Lastly, as far as how accurate one can be using Elliott Wave analysis, please allow me to give you just a few of the major market calls we have made over the last six years since we have been open at Elliottwavetrader.net:
--We correctly called for gold to top within $6 of its actual high in 2011.
--We correctly called for the low in the metals market at the end of 2015. In fact, our metals broker wrote this about our purchases at the time:
“Your timing on buying the dips is uncanny Avi! People should be aware of this if you don’t mind. . . I can attest to your accuracy on actually buying both gold and silver from us as close to the bottom as one could. With gold you called it to the letter and your limit order which was placed well in advance executed perfectly. The silver limit orders were within a tight range of the lows as well.” —Doug Eberhardt of Buygoldandsilversafely.com
--We correctly called for a multi-year rally in the U.S. Dollar Index (DXY) back in July 2011 when it was in the 74 region, when most other analysts were calling for the “death to the dollar” at that time. In fact, our first major target was the 103.53 region, the 1.618 extension of waves 1 and 2 (an Elliott Wave projection). And, as we now know, the market struck a high of 103.82 at the start of 2017 before we dropped strongly off that region since that time.
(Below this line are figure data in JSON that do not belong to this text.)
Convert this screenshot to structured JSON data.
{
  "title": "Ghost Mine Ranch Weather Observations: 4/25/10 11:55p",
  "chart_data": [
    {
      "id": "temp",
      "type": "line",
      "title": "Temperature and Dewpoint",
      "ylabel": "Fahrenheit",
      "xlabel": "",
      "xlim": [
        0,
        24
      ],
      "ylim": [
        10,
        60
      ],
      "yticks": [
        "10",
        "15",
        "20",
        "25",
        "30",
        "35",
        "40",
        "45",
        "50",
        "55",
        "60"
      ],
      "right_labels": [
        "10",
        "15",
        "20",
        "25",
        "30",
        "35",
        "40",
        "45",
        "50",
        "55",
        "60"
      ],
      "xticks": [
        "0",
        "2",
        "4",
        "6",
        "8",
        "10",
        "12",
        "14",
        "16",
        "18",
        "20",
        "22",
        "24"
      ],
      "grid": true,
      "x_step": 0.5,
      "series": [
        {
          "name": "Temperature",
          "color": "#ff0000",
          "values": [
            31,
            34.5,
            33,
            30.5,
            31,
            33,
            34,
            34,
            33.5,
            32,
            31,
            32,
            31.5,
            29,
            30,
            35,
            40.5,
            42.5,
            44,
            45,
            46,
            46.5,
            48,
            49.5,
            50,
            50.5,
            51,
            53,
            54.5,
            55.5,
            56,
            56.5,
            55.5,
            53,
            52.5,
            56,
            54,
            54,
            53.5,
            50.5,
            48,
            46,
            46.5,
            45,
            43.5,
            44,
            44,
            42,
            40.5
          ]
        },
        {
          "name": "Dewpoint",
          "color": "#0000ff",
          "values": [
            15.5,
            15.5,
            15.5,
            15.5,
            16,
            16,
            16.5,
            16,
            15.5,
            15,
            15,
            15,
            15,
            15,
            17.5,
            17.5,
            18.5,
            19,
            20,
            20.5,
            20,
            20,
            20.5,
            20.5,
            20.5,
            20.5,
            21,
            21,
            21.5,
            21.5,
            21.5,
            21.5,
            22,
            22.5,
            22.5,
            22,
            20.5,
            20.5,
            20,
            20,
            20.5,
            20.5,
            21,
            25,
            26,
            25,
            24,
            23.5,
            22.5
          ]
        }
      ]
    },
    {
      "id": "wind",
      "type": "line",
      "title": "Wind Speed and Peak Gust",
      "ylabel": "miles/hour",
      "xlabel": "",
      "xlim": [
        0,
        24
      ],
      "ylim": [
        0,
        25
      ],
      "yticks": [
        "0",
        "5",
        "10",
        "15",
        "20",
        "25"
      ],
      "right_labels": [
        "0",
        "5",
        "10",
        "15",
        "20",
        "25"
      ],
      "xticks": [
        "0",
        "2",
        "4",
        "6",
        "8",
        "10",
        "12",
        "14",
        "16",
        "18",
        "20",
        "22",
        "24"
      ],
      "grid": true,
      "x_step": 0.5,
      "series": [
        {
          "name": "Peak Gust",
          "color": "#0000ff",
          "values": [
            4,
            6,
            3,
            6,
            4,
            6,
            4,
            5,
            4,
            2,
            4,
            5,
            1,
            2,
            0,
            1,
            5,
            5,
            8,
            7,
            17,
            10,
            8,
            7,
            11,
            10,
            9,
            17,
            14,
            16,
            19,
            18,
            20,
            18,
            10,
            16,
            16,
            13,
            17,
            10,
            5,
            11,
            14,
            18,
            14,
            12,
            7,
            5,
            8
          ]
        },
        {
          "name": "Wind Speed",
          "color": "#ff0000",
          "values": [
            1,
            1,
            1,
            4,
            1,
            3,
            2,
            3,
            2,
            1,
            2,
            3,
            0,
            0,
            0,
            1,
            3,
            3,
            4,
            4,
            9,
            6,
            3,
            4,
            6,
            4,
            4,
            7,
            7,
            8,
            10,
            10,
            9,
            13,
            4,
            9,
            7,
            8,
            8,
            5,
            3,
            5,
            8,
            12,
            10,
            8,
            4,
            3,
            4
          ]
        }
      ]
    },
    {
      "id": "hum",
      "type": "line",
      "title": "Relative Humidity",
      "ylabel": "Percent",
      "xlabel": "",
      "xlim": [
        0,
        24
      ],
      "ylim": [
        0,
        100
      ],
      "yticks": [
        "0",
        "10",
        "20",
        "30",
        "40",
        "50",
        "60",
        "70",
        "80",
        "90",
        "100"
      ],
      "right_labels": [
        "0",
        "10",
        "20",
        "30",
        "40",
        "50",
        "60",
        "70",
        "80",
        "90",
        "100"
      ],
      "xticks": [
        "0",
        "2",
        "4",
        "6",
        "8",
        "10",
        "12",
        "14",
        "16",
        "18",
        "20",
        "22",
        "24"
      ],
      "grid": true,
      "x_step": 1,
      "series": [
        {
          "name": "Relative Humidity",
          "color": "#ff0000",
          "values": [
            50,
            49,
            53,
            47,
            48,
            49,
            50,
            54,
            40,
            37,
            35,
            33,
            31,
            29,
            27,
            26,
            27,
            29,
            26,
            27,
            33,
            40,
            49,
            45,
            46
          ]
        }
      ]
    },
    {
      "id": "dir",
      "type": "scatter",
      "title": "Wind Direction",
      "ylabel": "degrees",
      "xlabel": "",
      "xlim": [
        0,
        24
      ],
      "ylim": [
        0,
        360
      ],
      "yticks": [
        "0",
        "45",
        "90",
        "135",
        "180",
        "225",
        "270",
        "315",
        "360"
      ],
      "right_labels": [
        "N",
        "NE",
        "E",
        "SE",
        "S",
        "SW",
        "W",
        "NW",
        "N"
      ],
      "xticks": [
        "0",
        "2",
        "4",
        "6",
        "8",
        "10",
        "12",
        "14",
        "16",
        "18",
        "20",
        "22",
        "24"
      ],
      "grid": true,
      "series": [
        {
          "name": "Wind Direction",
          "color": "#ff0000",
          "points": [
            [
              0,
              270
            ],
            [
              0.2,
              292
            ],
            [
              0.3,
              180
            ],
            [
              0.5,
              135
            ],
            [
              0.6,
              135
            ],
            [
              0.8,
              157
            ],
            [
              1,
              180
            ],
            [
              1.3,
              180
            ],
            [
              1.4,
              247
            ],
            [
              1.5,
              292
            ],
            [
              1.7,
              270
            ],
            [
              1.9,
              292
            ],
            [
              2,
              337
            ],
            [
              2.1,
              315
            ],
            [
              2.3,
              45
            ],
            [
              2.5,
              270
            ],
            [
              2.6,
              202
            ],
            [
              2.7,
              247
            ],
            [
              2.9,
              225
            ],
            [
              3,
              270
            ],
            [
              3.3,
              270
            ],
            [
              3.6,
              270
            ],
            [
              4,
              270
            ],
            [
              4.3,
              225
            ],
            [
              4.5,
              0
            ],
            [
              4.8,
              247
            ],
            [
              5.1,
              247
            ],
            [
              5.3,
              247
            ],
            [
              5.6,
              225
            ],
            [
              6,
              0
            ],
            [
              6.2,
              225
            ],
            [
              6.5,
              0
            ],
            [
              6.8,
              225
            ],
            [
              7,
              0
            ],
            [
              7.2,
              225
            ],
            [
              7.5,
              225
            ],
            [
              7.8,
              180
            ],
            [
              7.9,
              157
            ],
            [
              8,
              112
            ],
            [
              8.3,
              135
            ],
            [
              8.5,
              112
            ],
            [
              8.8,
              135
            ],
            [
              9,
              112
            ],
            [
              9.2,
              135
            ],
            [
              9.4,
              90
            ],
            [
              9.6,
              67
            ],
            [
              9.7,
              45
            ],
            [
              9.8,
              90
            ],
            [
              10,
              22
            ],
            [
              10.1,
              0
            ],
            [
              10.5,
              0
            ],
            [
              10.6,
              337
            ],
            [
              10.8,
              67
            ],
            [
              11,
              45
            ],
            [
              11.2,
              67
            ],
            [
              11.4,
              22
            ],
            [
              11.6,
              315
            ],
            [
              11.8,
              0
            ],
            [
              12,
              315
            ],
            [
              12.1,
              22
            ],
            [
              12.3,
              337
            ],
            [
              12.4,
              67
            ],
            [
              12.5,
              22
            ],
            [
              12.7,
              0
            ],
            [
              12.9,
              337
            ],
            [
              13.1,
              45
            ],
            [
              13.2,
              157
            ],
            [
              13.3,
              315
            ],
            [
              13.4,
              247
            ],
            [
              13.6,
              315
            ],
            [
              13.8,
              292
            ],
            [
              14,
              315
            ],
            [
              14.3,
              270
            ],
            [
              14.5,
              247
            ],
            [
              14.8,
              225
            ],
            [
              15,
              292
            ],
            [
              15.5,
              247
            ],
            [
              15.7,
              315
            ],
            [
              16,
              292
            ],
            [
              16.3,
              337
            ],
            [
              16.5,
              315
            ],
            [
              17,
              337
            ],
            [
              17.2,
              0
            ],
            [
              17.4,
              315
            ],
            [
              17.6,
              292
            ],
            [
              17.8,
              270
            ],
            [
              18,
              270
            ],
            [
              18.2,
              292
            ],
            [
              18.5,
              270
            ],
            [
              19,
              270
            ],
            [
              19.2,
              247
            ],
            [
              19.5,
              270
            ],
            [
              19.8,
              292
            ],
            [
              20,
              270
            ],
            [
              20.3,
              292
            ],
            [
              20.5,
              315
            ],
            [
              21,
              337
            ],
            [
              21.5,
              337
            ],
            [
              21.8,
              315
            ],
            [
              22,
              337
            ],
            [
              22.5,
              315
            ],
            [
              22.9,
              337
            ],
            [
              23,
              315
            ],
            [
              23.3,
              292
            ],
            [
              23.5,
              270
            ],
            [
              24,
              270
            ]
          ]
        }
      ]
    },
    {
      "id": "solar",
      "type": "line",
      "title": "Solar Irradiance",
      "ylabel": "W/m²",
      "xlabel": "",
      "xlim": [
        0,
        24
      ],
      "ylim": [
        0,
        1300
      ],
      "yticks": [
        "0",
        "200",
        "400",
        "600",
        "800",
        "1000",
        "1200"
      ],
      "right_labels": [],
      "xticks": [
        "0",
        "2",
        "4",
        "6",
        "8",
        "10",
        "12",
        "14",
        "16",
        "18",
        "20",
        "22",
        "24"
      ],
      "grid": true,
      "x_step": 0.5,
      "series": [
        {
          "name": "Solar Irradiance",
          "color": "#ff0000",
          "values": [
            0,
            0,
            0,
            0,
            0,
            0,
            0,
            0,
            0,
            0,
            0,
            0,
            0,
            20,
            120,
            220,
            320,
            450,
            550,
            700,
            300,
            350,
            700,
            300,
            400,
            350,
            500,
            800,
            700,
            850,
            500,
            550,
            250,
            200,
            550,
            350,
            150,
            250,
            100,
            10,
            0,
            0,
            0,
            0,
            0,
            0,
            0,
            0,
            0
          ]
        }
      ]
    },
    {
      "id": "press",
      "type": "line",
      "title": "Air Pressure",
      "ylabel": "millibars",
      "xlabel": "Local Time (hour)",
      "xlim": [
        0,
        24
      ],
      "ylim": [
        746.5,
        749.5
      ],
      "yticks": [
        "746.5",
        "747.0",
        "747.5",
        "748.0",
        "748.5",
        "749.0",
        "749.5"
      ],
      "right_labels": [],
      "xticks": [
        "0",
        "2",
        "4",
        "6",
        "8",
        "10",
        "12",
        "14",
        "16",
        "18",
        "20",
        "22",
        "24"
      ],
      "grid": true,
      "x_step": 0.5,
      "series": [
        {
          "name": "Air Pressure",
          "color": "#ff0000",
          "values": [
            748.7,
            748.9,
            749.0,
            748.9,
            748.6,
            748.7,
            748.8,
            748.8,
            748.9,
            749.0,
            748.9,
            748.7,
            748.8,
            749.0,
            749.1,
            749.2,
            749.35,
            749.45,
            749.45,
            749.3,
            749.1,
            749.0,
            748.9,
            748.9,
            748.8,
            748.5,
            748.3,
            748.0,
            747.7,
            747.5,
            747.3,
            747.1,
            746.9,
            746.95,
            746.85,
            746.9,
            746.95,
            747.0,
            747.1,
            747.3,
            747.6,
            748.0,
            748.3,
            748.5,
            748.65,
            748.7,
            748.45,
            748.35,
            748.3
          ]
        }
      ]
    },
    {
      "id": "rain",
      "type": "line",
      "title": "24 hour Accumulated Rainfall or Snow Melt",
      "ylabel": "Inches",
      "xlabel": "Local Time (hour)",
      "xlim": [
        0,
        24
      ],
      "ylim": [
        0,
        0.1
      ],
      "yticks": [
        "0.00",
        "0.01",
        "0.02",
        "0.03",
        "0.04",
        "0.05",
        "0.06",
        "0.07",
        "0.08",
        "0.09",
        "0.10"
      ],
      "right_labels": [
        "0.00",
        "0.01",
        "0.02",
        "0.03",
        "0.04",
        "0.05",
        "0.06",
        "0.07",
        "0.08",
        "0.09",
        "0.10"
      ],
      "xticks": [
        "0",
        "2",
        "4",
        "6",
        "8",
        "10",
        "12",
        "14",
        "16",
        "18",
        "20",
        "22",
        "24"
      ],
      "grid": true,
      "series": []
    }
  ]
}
--Back at the end of 2015, we called for the S&P 500 Index (SPX) to drop from the 2100 region down to the 1800 region, which would then set up a “global melt up” wherein the SPX would reach a target of at least the 2537-2611 region. Again, for those who remember the early 2016 time-frame, most analysts were quite bearish at the time, expecting a market crash. Meanwhile, we were preparing for the 700+ point market rally we were correctly expecting.
--On November 4 a few days before the election, we were calling for the market to bottom out in the near term, and continue its rally towards the 2500 region into 2017 “no matter who wins the election.” As we all may remember, most market participants were quite certain that the bull market would come to an end if Donald Trump would become the next president. So, when Trump won the election, and the market began its strong rally to the 2500 region, it again substantiated our analysis, especially since it was the exact opposite of what most market participants believed at the time.
While these are just a handful of the many correct market calls we have made in the 6 years we have been open at Elliottwavetrader.net, I think it provides substantial proof as to the usefulness of Elliott Wave analysis, as applied through our Fibonacci Pinball methodology.
So, I would implore anyone who is reading my words to consider adopting a methodology that tracks what truly moves markets – market sentiment. And, Elliott Wave analysis is truly the best methodology I have ever come across that accurately tracks market sentiment.